The club is thus depicted not as the richest in the Premier League, as it was during the period of scrutiny before the Saudis invaded Newcastle. Not as the club that stands accused of financial manipulation in order to colonise the Premier League, not as the club that bought the world’s best players, corrupting the competitive environment, but as the eternal underdog, a club without a past, the anti-Manchester United, Liverpool, Arsenal etc.

Guardiola brings the same single-minded intensity to bear in this portrayal as he does to his coaching, a righteous commitment, a withering conviction that he will prevail. He is smart too. In accepting that others have the right to a view, and that they might be correct, he presents himself as a reasonable man. His problem is not with opposing arguments but the prevailing bias against his team. The damage is done, he pleads, innocent or not. How is that repaired, he asks? It can’t be is the inference.

What Pep said

“Sometimes I have doubts, seven years already is a long time in any country. Now I don’t want to move. Not because people say they lied to you Pep. They didn’t lie to me. Look what happened with Uefa.

“I said to them: what happened? Pep, we did nothing wrong. We proved it. It is the same case.

“Why should I [not] trust my people? Why should I trust the CEOs or the owners of the 19 clubs, the nine clubs like it was with Uefa?

“No, I trust my people. Between them and my people, I trust my people. Not one second for the other ones.

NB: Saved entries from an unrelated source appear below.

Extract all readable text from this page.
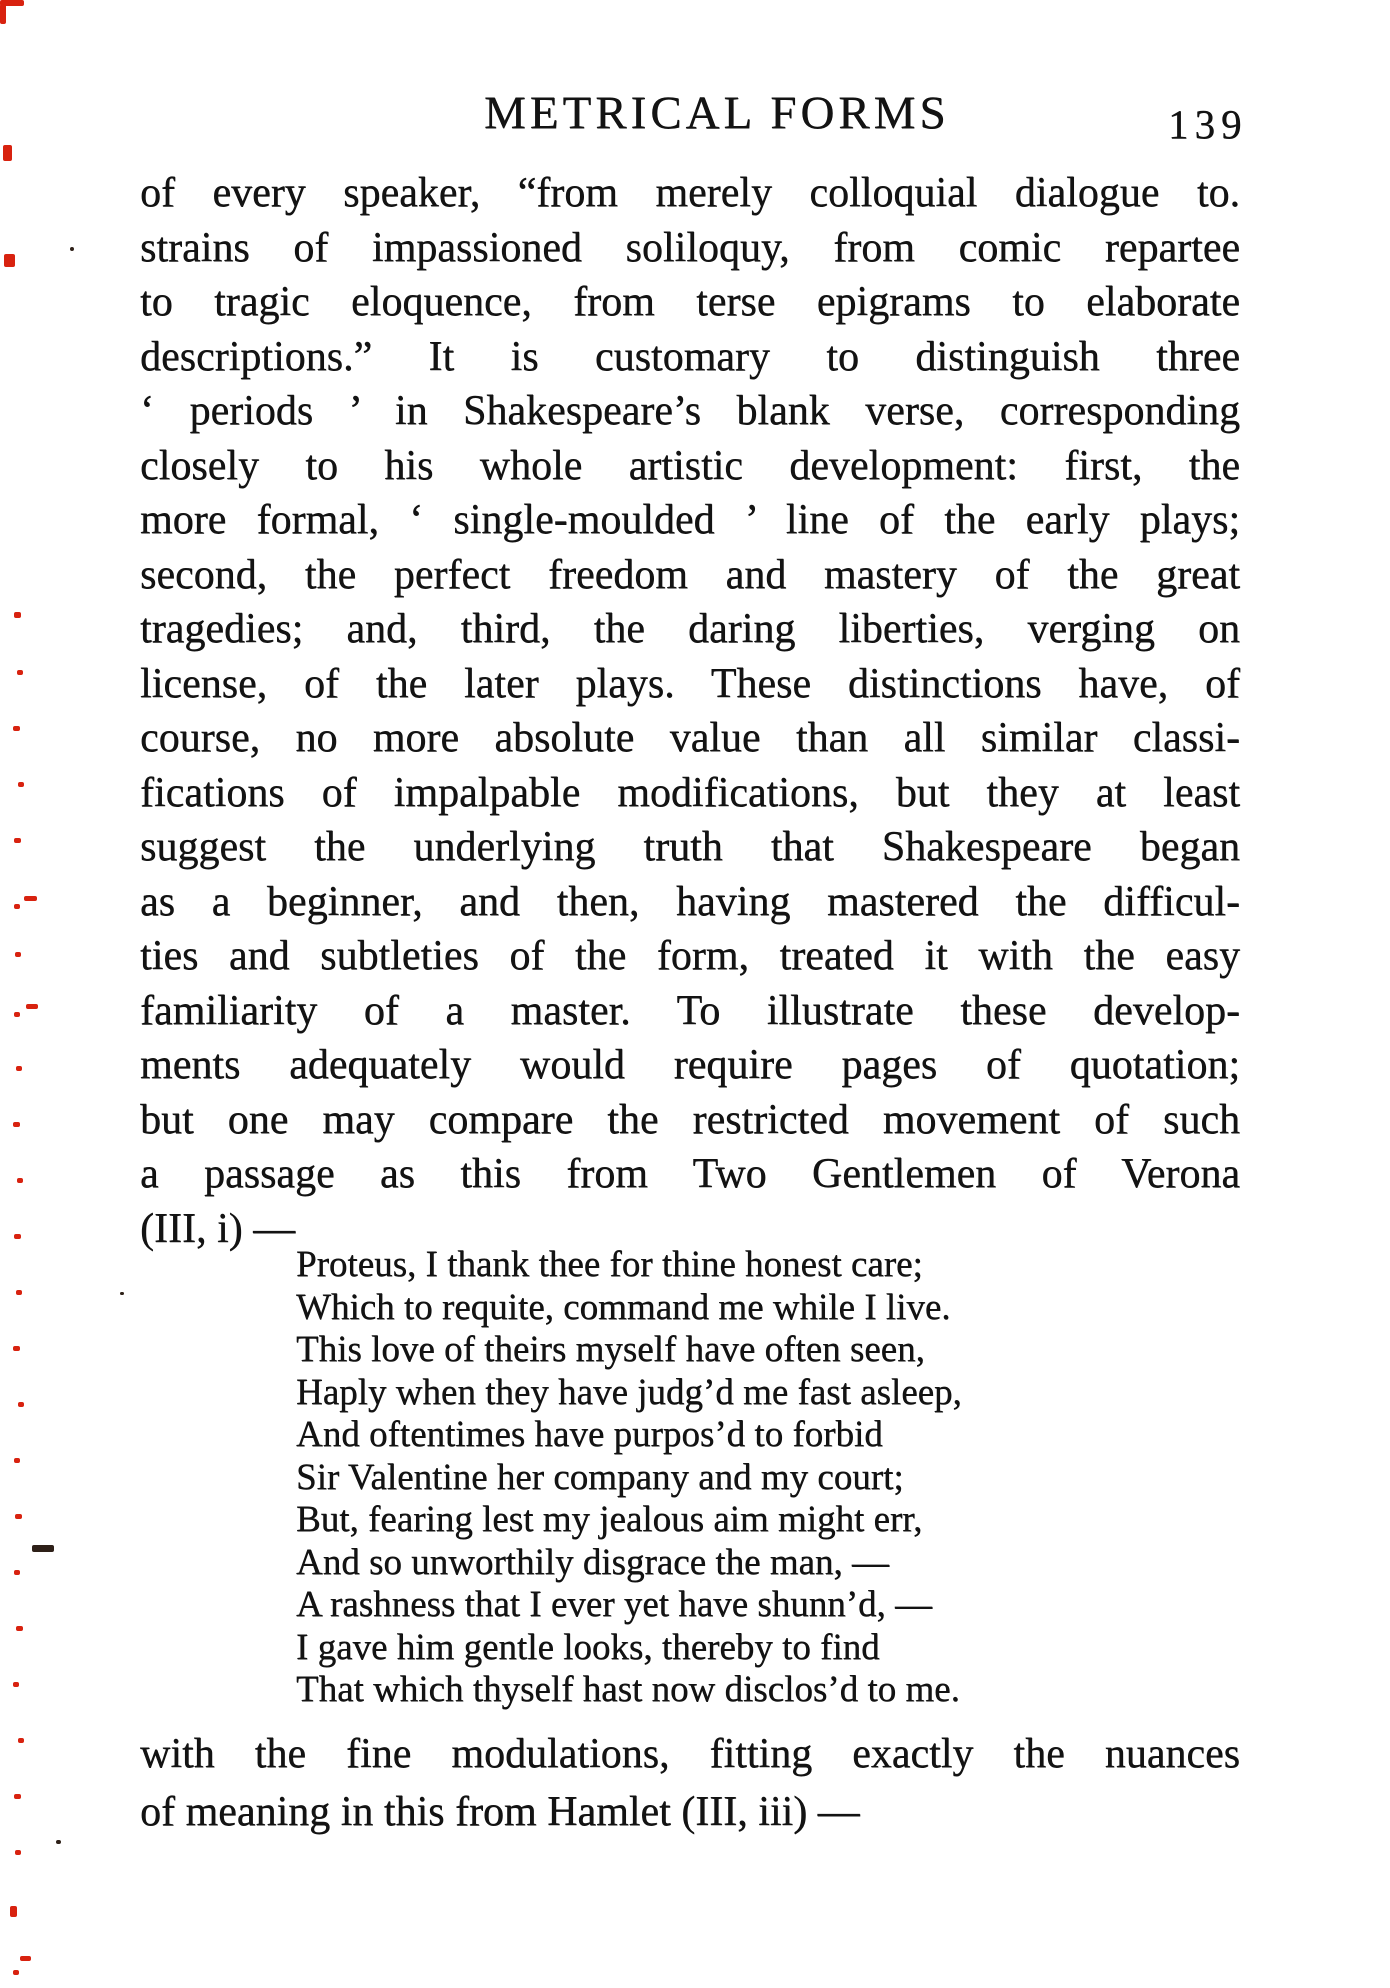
METRICAL FORMS	139
of every speaker, “from merely colloquial dialogue to.
strains of impassioned soliloquy, from comic repartee
to tragic eloquence, from terse epigrams to elaborate
descriptions.” It is customary to distinguish three
‘ periods ’ in Shakespeare’s blank verse, corresponding
closely to his whole artistic development: first, the
more formal, ‘ single-moulded ’ line of the early plays;
second, the perfect freedom and mastery of the great
tragedies; and, third, the daring liberties, verging on
license, of the later plays. These distinctions have, of
course, no more absolute value than all similar classi-
fications of impalpable modifications, but they at least
suggest the underlying truth that Shakespeare began
as a beginner, and then, having mastered the difficul-
ties and subtleties of the form, treated it with the easy
familiarity of a master. To illustrate these develop-
ments adequately would require pages of quotation;
but one may compare the restricted movement of such
a passage as this from Two Gentlemen of Verona
(III, i) —
Proteus, I thank thee for thine honest care;
Which to requite, command me while I live.
This love of theirs myself have often seen,
Haply when they have judg’d me fast asleep,
And oftentimes have purpos’d to forbid
Sir Valentine her company and my court;
But, fearing lest my jealous aim might err,
And so unworthily disgrace the man, —
A rashness that I ever yet have shunn’d, —
I gave him gentle looks, thereby to find
That which thyself hast now disclos’d to me.
with the fine modulations, fitting exactly the nuances
of meaning in this from Hamlet (III, iii) —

“Just in case we are not innocent we will accept what the judge in the Premier League decides, but what happens if in the same situation that Uefa happened we are innocent, what happens to restore or pay back our damage?

“Because the damage is now for one decade. One week later, Uefa make a statement against us, nine teams – Burnley, Wolves, Leicester, Newcastle, Spurs, Arsenal, United, Liverpool, Chelsea – [write a letter wanting us] out of the Champions League, that they wanted that position.

“Like Julius Caesar, in this world, they are not enemies or friends, just interests. They wanted to put it out to take that position that we won on the pitch, take it in our position. Now it is not different in that moment, absolutely zero. The same articles, the same accusations, the same everything.”

This is where sympathy drains. Guardiola is being disingenuous in claiming vindication in previous cases brought by Uefa. The club reached a settlement in 2014 over FFP breaches. And in 2019 they were fined 30m Euros by Uefa for further breaches and banned from the Champions League for two years. A year later, the court of arbitration for sport overturned the ban and reduced the fine to 10m Euros, ruling that the alleged breaches were not established and some were time-barred. The Premier League’s inquiry is not limited by the same five-year time frame.

Moreover, Guardiola is dissembling before the weight of charges against City by railing at the prevailing mood. The scale of the alleged offending over a nine-year period between 2009 and 2018, and the accusation of non-cooperation during the period of investigation post 2018, is enough to raise even the most reasonable eyebrow. That City are free to defend their position and play on respects the principle of innocence until proven guilty. Indeed the bias in this example rests in Guardiola’s presumption that the world has already taken against him and his team.

None of this would impact on the performance against Aston Villa because nothing has materially changed, he said. The drive for perfection on the pitch continues because it has to, fuelled by the belief that anything less would be insufficient to disturb the forces ranged against them. It was this same sense of structural prejudice that Guardiola evinced at Barcelona to overthrow the regal power of Real Madrid.

Guardiola is all in, consumed by the febrile energy of a tormented lover. It is a powerful emotion creating beautiful teams. It can also pervert reality and warp understanding, blinding those under its spell, who see only what they want to see. Guardiola is right about one thing. It is for the authorities to decide the truth of this case. In the meantime, it was off to the canteen, then back to the office to perfect the plan to whack Villa.